厨房的雾气漫过纱窗时,母亲总在案板前揉面。面团在她掌心翻滚,像团未化的雪,渐渐生出筋骨。案板是父亲用老榆木打的,木纹里嵌着三十年的面粉,用指甲轻刮,能听见岁月簌簌落下的声音。母亲说,这案板比她嫁过来时还沉三分——沉的是光阴,是无数个清晨五点的揉面声,是面粉在指缝间开出的白花。

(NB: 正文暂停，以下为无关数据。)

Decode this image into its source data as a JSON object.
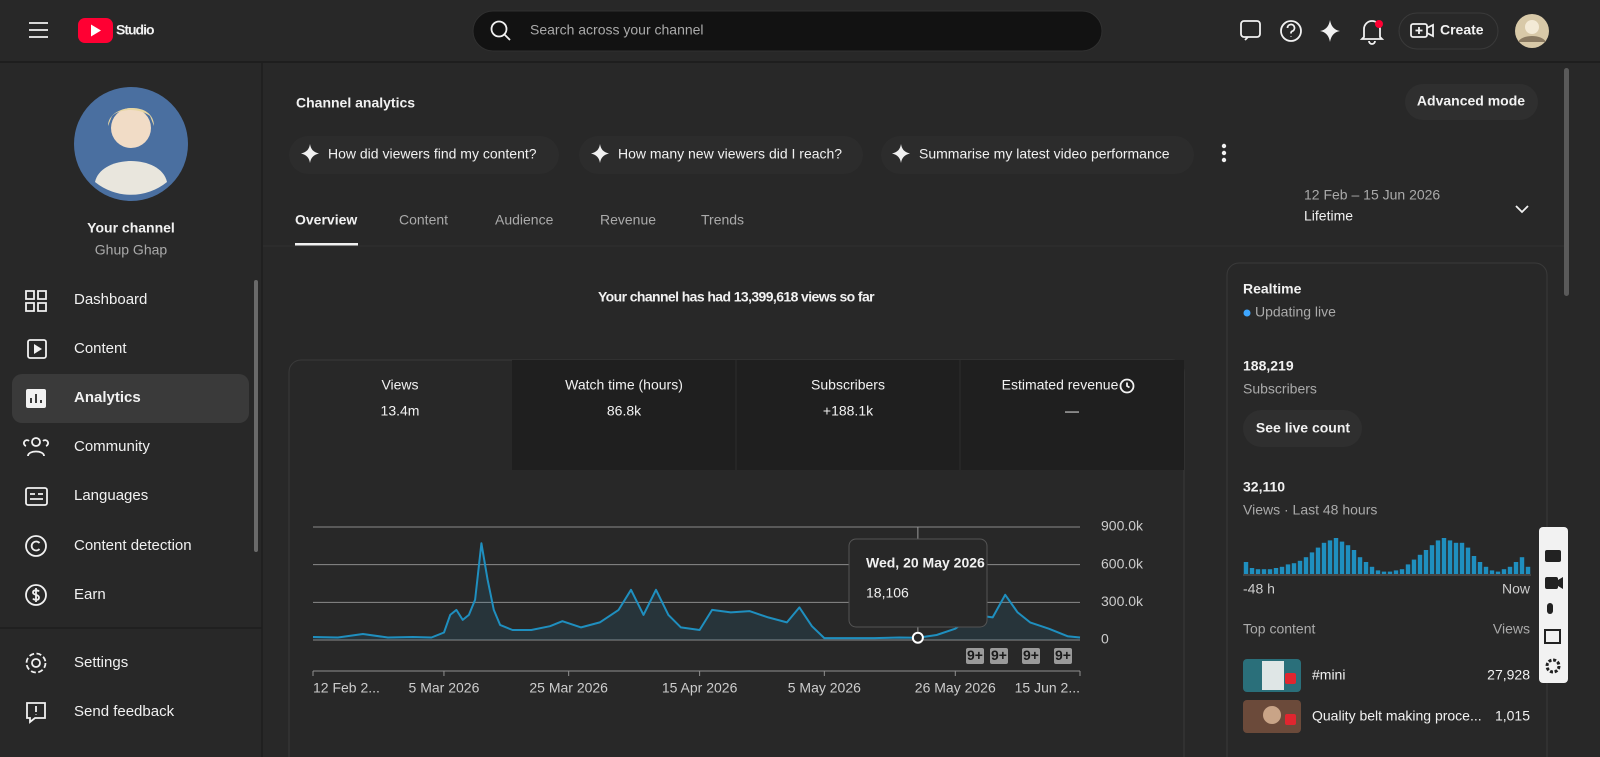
{
  "header": {
    "logo": "Studio",
    "search_placeholder": "Search across your channel",
    "create": "Create"
  },
  "sidebar": {
    "channel_title": "Your channel",
    "channel_name": "Ghup Ghap",
    "nav": [
      "Dashboard",
      "Content",
      "Analytics",
      "Community",
      "Languages",
      "Content detection",
      "Earn"
    ],
    "footer_nav": [
      "Settings",
      "Send feedback"
    ]
  },
  "page": {
    "title": "Channel analytics",
    "advanced": "Advanced mode",
    "prompts": [
      "How did viewers find my content?",
      "How many new viewers did I reach?",
      "Summarise my latest video performance"
    ],
    "tabs": [
      "Overview",
      "Content",
      "Audience",
      "Revenue",
      "Trends"
    ],
    "date_range": "12 Feb – 15 Jun 2026",
    "period": "Lifetime",
    "headline": "Your channel has had 13,399,618 views so far"
  },
  "metrics": [
    {
      "label": "Views",
      "value": "13.4m"
    },
    {
      "label": "Watch time (hours)",
      "value": "86.8k"
    },
    {
      "label": "Subscribers",
      "value": "+188.1k"
    },
    {
      "label": "Estimated revenue",
      "value": "—"
    }
  ],
  "tooltip": {
    "title": "Wed, 20 May 2026",
    "value": "18,106"
  },
  "badges": [
    "9+",
    "9+",
    "9+",
    "9+"
  ],
  "chart_data": [
    {
      "type": "line",
      "color": "#1f8fbf",
      "grid": true,
      "x": [
        "2026-02-12",
        "2026-02-16",
        "2026-02-20",
        "2026-02-24",
        "2026-02-28",
        "2026-03-03",
        "2026-03-05",
        "2026-03-06",
        "2026-03-07",
        "2026-03-08",
        "2026-03-09",
        "2026-03-10",
        "2026-03-11",
        "2026-03-12",
        "2026-03-13",
        "2026-03-14",
        "2026-03-16",
        "2026-03-19",
        "2026-03-22",
        "2026-03-24",
        "2026-03-27",
        "2026-03-30",
        "2026-04-02",
        "2026-04-04",
        "2026-04-06",
        "2026-04-08",
        "2026-04-10",
        "2026-04-12",
        "2026-04-15",
        "2026-04-17",
        "2026-04-20",
        "2026-04-23",
        "2026-04-26",
        "2026-04-29",
        "2026-05-01",
        "2026-05-03",
        "2026-05-05",
        "2026-05-09",
        "2026-05-13",
        "2026-05-17",
        "2026-05-20",
        "2026-05-23",
        "2026-05-26",
        "2026-05-29",
        "2026-06-01",
        "2026-06-03",
        "2026-06-05",
        "2026-06-07",
        "2026-06-10",
        "2026-06-13",
        "2026-06-15"
      ],
      "values": [
        24000,
        20000,
        48000,
        20000,
        24000,
        20000,
        60000,
        200000,
        240000,
        160000,
        200000,
        320000,
        770000,
        480000,
        240000,
        120000,
        80000,
        80000,
        110000,
        150000,
        100000,
        140000,
        240000,
        400000,
        200000,
        400000,
        200000,
        100000,
        80000,
        240000,
        220000,
        230000,
        180000,
        140000,
        260000,
        110000,
        15000,
        15000,
        15000,
        20000,
        18106,
        40000,
        90000,
        200000,
        180000,
        360000,
        220000,
        140000,
        90000,
        30000,
        20000
      ],
      "xlim": [
        "2026-02-12",
        "2026-06-15"
      ],
      "xticks": [
        {
          "value": "2026-02-12",
          "label": "12 Feb 2..."
        },
        {
          "value": "2026-03-05",
          "label": "5 Mar 2026"
        },
        {
          "value": "2026-03-25",
          "label": "25 Mar 2026"
        },
        {
          "value": "2026-04-15",
          "label": "15 Apr 2026"
        },
        {
          "value": "2026-05-05",
          "label": "5 May 2026"
        },
        {
          "value": "2026-05-26",
          "label": "26 May 2026"
        },
        {
          "value": "2026-06-15",
          "label": "15 Jun 2..."
        }
      ],
      "ylim": [
        0,
        900000
      ],
      "yticks": [
        0,
        {
          "value": 300000,
          "label": "300.0k"
        },
        {
          "value": 600000,
          "label": "600.0k"
        },
        {
          "value": 900000,
          "label": "900.0k"
        }
      ]
    },
    {
      "type": "bar",
      "color": "#1f8fbf",
      "categories": [
        "-48 h",
        null,
        null,
        null,
        null,
        null,
        null,
        null,
        null,
        null,
        null,
        null,
        null,
        null,
        null,
        null,
        null,
        null,
        null,
        null,
        null,
        null,
        null,
        null,
        null,
        null,
        null,
        null,
        null,
        null,
        null,
        null,
        null,
        null,
        null,
        null,
        null,
        null,
        null,
        null,
        null,
        null,
        null,
        null,
        null,
        null,
        null,
        "Now"
      ],
      "values": [
        500,
        250,
        200,
        200,
        200,
        250,
        300,
        400,
        450,
        550,
        700,
        900,
        1100,
        1300,
        1400,
        1500,
        1350,
        1200,
        1000,
        700,
        500,
        300,
        150,
        100,
        100,
        150,
        200,
        400,
        600,
        800,
        1000,
        1200,
        1400,
        1500,
        1400,
        1300,
        1300,
        1100,
        750,
        500,
        300,
        150,
        100,
        200,
        300,
        500,
        700,
        300
      ]
    }
  ],
  "realtime": {
    "title": "Realtime",
    "status": "Updating live",
    "subscribers": "188,219",
    "subscribers_label": "Subscribers",
    "see_live": "See live count",
    "views": "32,110",
    "views_label": "Views · Last 48 hours",
    "top_content": "Top content",
    "views_col": "Views",
    "items": [
      {
        "title": "#mini",
        "views": "27,928"
      },
      {
        "title": "Quality belt making proce...",
        "views": "1,015"
      }
    ]
  }
}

奶奶的扫帚是竹枝扎的,扫帚头磨得发亮,扫把杆上缠着红布条。她说红布能镇宅,扫去晦气,扫来福气。我常看她弓着腰,从堂屋扫到院角,扫帚划过青砖的沙沙声,像春蚕食桑。扫完地,她总要把扫帚靠在门后,说“扫帚立着,家才稳当”。有次我偷拿扫帚当剑耍,被她追着跑遍院子,最后她举着扫帚柄笑骂:“小崽子,这扫帚是扫地的,不是打人的!”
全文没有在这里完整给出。